Celssie Hardy’s group researched ways to bolster the positive effects of the new law, comparing similar initiatives in other states, attending committee meetings, and documenting prices of the most-prescribed drugs. The group drafted a bill for negotiations between drug companies and the Medicaid program to lower prescription costs for Nevadans on Medicaid.
“I’m a very hands-on learner, so when I saw the opportunity to actually create and draft legislation that could potentially be sponsored by a legislator, I took it,” Celssie Hardy says. “Doing so enhances your educational experience because you are actually getting to do the groundwork.

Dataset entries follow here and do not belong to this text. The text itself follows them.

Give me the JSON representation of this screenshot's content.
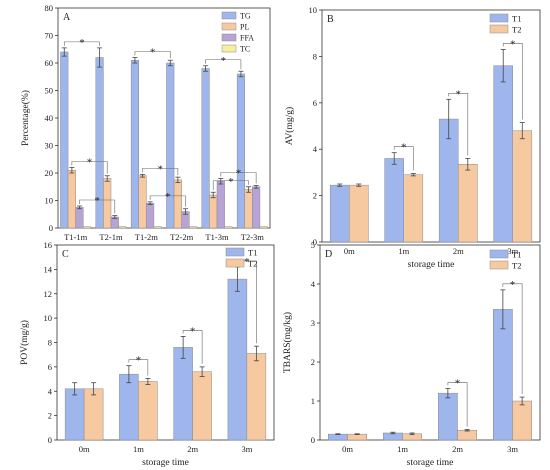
{
  "colors": {
    "TG": "#9fb6ec",
    "PL": "#f7c9a0",
    "FFA": "#b7a3d6",
    "TC": "#f6eea0",
    "T1": "#9fb6ec",
    "T2": "#f7c9a0",
    "axis": "#333333",
    "error": "#444444"
  },
  "chart_data": [
    {
      "id": "A",
      "type": "bar",
      "panel_label": "A",
      "ylabel": "Percentage(%)",
      "xlabel": "",
      "ylim": [
        0,
        80
      ],
      "yticks": [
        0,
        10,
        20,
        30,
        40,
        50,
        60,
        70,
        80
      ],
      "categories": [
        "T1-1m",
        "T2-1m",
        "T1-2m",
        "T2-2m",
        "T1-3m",
        "T2-3m"
      ],
      "legend_position": "top-right",
      "series": [
        {
          "name": "TG",
          "color_key": "TG",
          "values": [
            64,
            62,
            61,
            60,
            58,
            56
          ],
          "errors": [
            1.5,
            3.5,
            1.0,
            1.0,
            1.0,
            1.0
          ]
        },
        {
          "name": "PL",
          "color_key": "PL",
          "values": [
            21,
            18,
            19,
            17.5,
            12,
            14
          ],
          "errors": [
            1.0,
            1.0,
            0.5,
            1.0,
            1.0,
            1.0
          ]
        },
        {
          "name": "FFA",
          "color_key": "FFA",
          "values": [
            7.5,
            4,
            9,
            6,
            17,
            15
          ],
          "errors": [
            0.5,
            0.5,
            0.5,
            1.0,
            1.0,
            0.5
          ]
        },
        {
          "name": "TC",
          "color_key": "TC",
          "values": [
            0.5,
            0.5,
            0.5,
            0.5,
            0.5,
            0.5
          ],
          "errors": [
            0,
            0,
            0,
            0,
            0,
            0
          ]
        }
      ],
      "significance": [
        {
          "series": 0,
          "from": 0,
          "to": 1,
          "label": "*"
        },
        {
          "series": 0,
          "from": 2,
          "to": 3,
          "label": "*"
        },
        {
          "series": 0,
          "from": 4,
          "to": 5,
          "label": "*"
        },
        {
          "series": 1,
          "from": 0,
          "to": 1,
          "label": "*"
        },
        {
          "series": 1,
          "from": 2,
          "to": 3,
          "label": "*"
        },
        {
          "series": 1,
          "from": 4,
          "to": 5,
          "label": "*"
        },
        {
          "series": 2,
          "from": 0,
          "to": 1,
          "label": "*"
        },
        {
          "series": 2,
          "from": 2,
          "to": 3,
          "label": "*"
        },
        {
          "series": 2,
          "from": 4,
          "to": 5,
          "label": "*"
        }
      ]
    },
    {
      "id": "B",
      "type": "bar",
      "panel_label": "B",
      "ylabel": "AV(mg/g)",
      "xlabel": "storage time",
      "ylim": [
        0,
        10
      ],
      "yticks": [
        0,
        2,
        4,
        6,
        8,
        10
      ],
      "categories": [
        "0m",
        "1m",
        "2m",
        "3m"
      ],
      "legend_position": "top-right",
      "series": [
        {
          "name": "T1",
          "color_key": "T1",
          "values": [
            2.45,
            3.6,
            5.3,
            7.6
          ],
          "errors": [
            0.05,
            0.25,
            0.85,
            0.7
          ]
        },
        {
          "name": "T2",
          "color_key": "T2",
          "values": [
            2.45,
            2.9,
            3.35,
            4.8
          ],
          "errors": [
            0.05,
            0.05,
            0.25,
            0.35
          ]
        }
      ],
      "significance": [
        {
          "category": 1,
          "label": "*"
        },
        {
          "category": 2,
          "label": "*"
        },
        {
          "category": 3,
          "label": "*"
        }
      ]
    },
    {
      "id": "C",
      "type": "bar",
      "panel_label": "C",
      "ylabel": "POV(mg/g)",
      "xlabel": "storage time",
      "ylim": [
        0,
        16
      ],
      "yticks": [
        0,
        2,
        4,
        6,
        8,
        10,
        12,
        14,
        16
      ],
      "categories": [
        "0m",
        "1m",
        "2m",
        "3m"
      ],
      "legend_position": "top-right",
      "series": [
        {
          "name": "T1",
          "color_key": "T1",
          "values": [
            4.2,
            5.4,
            7.6,
            13.2
          ],
          "errors": [
            0.5,
            0.7,
            0.9,
            1.0
          ]
        },
        {
          "name": "T2",
          "color_key": "T2",
          "values": [
            4.2,
            4.8,
            5.6,
            7.1
          ],
          "errors": [
            0.5,
            0.25,
            0.4,
            0.6
          ]
        }
      ],
      "significance": [
        {
          "category": 1,
          "label": "*"
        },
        {
          "category": 2,
          "label": "*"
        },
        {
          "category": 3,
          "label": "*"
        }
      ]
    },
    {
      "id": "D",
      "type": "bar",
      "panel_label": "D",
      "ylabel": "TBARS(mg/kg)",
      "xlabel": "storage time",
      "ylim": [
        0,
        5
      ],
      "yticks": [
        0,
        1,
        2,
        3,
        4,
        5
      ],
      "categories": [
        "0m",
        "1m",
        "2m",
        "3m"
      ],
      "legend_position": "top-right",
      "series": [
        {
          "name": "T1",
          "color_key": "T1",
          "values": [
            0.15,
            0.18,
            1.2,
            3.35
          ],
          "errors": [
            0.01,
            0.02,
            0.12,
            0.5
          ]
        },
        {
          "name": "T2",
          "color_key": "T2",
          "values": [
            0.15,
            0.16,
            0.25,
            1.0
          ],
          "errors": [
            0.01,
            0.02,
            0.02,
            0.1
          ]
        }
      ],
      "significance": [
        {
          "category": 2,
          "label": "*"
        },
        {
          "category": 3,
          "label": "*"
        }
      ]
    }
  ]
}
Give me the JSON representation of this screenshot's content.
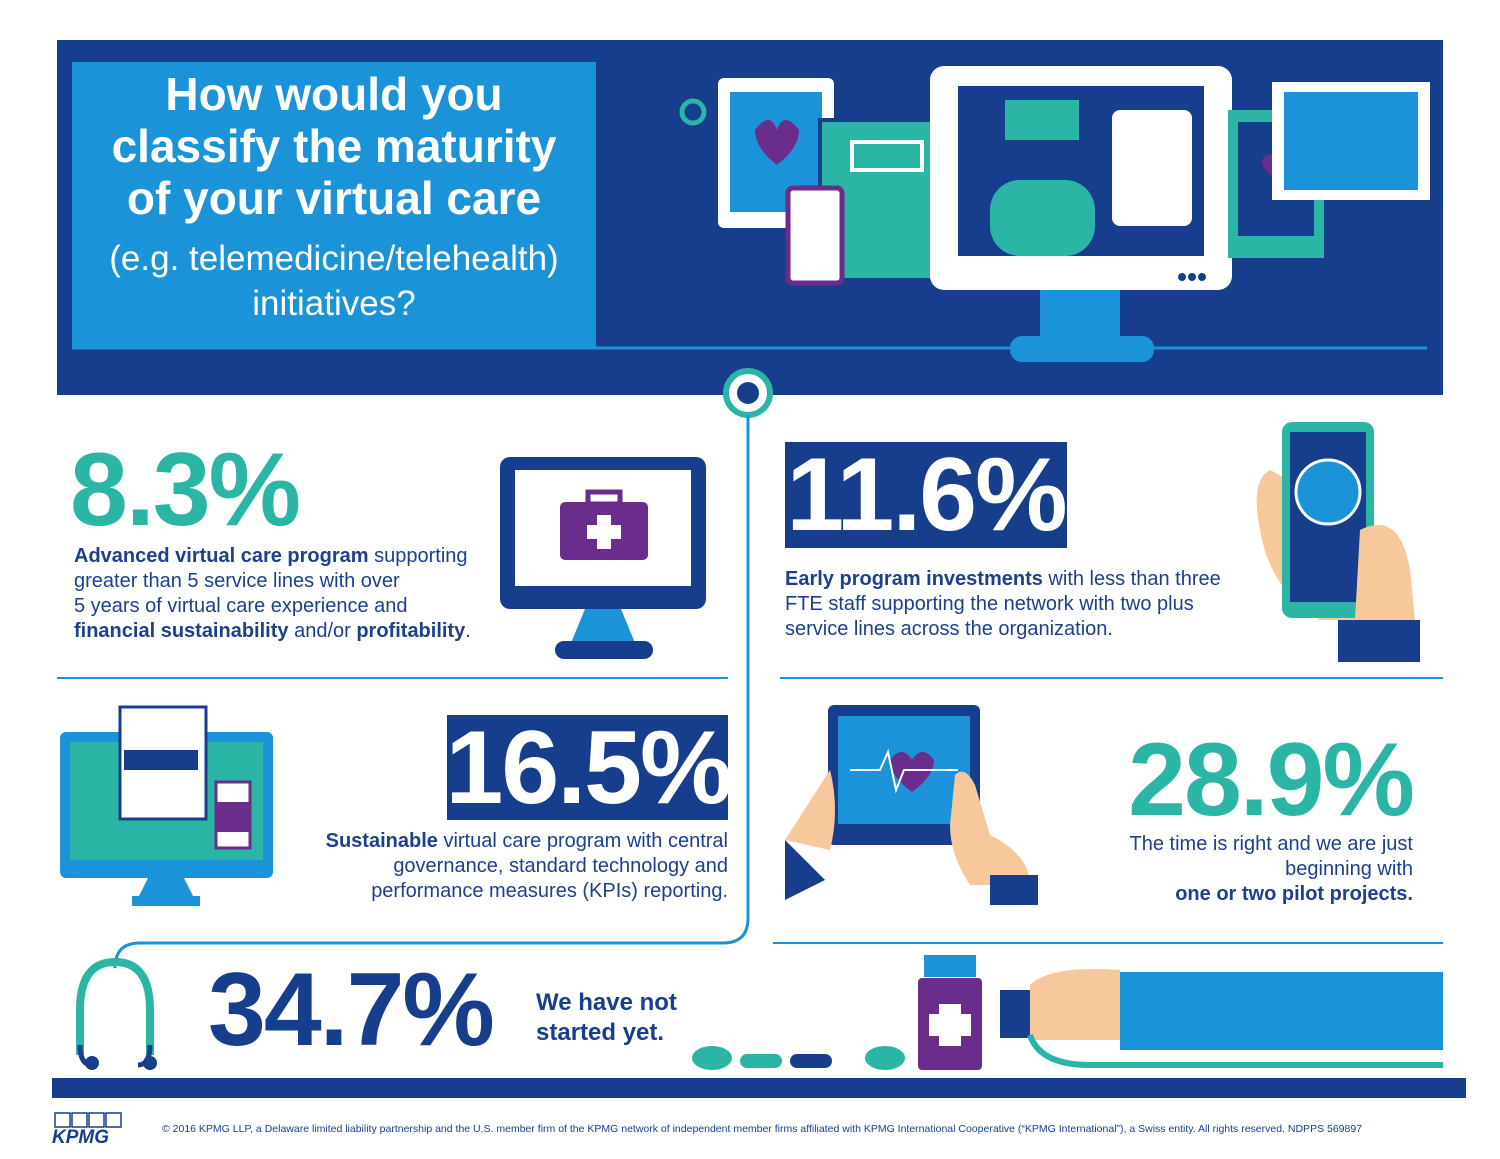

It gives you a different perspective; you can be more involved in the process and put what you are learning into practice.”
Gillian Block, a 3L at Boyd Law, says she was drawn to the Health Law class because she wanted to learn more about the legislative process as well as “the nuts and bolts of writing bills.”
“It was interesting and very practical,” says Block, who will participate in the legislative process next year as part of an externship for a nonprofit organization. She also might testify about another bill she and her classmates in a fourth group helped write in Orentlicher’s class. The group worked with Assemblywoman Michelle Gorelow to on a bill to improve access to prenatal care by expanding the state’s policy on presumptive eligibility for Medicaid coverage during pregnancy.
It’s an issue Block feels strongly about, especially in light of widespread unemployment caused by the COVID-19 pandemic.
“Now more than ever, with COVID-19 and with the economic situation, being able to help more women access prenatal care and have positive birth outcomes would be incredibly meaningful,” says Block, who worked on health care issues for U.S. Senator Catherine Cortez Masto’s office in Reno. “To help [Gorelow’s] idea come to fruition would be absolutely amazing.”
Through the class, Block said she gained a lot of valuable knowledge pertaining to the legislative process. “We learned about lobbying in the most granular way, [such as] how to address committee members, what the rules are in Nevada for how a committee is run, and some best practices for making a presentation if you’re going to go before a legislator and try to pass a bill.”
Block and her fellow Boyd Law students will have to wait until the Nevada Legislature convenes in 2021 to see if their work passes the ultimate test. However, one thing is known: Their professor will have a front-row seat in Carson City as a freshman member of the Nevada State Assembly. That’s because Orentlicher won the Democratic primary for Assembly District 20 in June and faced no opposition for the seat in the November general election.